Her unconventional uphill rise is its own proof of concept. “When people try to use stuff like, ‘Oh, she’s only here because of the way she looks,’ which I’ve read before, I’m like, ‘Well, you didn’t even know what I looked like when my first three singles came out so …’” As a result, PinkPantheress sits comfortably in the knowledge that no matter what she’s wrestling with or who she goes on to become next, her music has already spoken for itself. That’s what got her here. She smiles in agreement, “I don’t know if it’s the universe or what, but the fact that I had that, doing it that way, was the best thing that ever happened to me.”
As the boat docks, PinkPantheress is again thinking about Magic Mike Live, admitting that she’s actually already been once. She tells her publicist Mo that she should come with her to see the show. Ahead, she spots the captain helping passengers step off the boat by grabbing each one’s arm quite enthusiastically. She winces jokingly: “I think he’s going to try and touch me.”

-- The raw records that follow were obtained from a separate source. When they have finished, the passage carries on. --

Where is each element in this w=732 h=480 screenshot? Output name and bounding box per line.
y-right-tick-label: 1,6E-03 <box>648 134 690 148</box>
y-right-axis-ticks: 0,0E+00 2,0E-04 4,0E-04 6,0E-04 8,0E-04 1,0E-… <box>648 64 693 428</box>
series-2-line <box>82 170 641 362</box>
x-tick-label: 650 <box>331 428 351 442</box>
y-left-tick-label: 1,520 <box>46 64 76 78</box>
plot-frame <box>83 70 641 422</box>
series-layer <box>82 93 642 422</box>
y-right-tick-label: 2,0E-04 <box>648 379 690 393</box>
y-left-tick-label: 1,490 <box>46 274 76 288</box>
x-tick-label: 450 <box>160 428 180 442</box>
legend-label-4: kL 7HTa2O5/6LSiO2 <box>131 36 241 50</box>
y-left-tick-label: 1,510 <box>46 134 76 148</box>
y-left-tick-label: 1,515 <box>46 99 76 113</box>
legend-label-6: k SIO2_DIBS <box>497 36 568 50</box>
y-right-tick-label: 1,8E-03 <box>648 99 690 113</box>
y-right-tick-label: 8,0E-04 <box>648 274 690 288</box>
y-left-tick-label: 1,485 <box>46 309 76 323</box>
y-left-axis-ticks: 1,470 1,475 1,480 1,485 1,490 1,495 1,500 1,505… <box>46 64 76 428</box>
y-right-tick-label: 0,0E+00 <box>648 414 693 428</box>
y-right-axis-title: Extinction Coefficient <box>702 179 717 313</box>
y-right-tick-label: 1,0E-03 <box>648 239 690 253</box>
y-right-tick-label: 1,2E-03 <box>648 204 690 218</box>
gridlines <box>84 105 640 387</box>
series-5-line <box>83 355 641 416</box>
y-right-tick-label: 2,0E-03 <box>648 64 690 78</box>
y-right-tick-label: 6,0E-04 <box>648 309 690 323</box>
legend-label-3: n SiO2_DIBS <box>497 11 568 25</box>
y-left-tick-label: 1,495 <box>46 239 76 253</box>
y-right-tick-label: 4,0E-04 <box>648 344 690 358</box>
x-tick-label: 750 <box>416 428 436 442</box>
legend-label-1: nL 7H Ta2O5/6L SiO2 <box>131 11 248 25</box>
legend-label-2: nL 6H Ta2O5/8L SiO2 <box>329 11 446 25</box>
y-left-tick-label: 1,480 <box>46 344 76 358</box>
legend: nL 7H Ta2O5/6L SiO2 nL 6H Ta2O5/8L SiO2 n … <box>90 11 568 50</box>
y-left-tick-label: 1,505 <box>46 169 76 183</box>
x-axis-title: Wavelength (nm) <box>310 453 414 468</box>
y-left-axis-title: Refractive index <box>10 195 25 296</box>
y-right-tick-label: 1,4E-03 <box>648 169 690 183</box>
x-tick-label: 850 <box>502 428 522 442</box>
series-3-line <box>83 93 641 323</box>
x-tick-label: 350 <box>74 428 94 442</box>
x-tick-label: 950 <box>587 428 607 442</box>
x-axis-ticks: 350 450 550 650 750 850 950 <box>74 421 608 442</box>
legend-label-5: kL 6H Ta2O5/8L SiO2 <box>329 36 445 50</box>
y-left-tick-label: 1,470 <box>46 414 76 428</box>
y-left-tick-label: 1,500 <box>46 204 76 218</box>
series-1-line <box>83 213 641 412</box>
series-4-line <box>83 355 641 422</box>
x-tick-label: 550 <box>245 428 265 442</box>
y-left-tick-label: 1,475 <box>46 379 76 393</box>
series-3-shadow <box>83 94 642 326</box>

Managing to slip past unscathed, PinkPantheress goes on to tell her publicist Mo that she should come with her to see the show. Now, at bustling street level in the center of London at rush hour, as we’re saying our goodbyes, Mo asks, “What are you going to do if they try to get you up onstage for a dance?”
Pink smiles and replies, “They do ask you,” putting on a sultry American accent, “ ‘Do I have your consent?’” But, she shrugs off the thought with ease, before slipping away into a blacked-out van already waiting. “I’ll just say no.”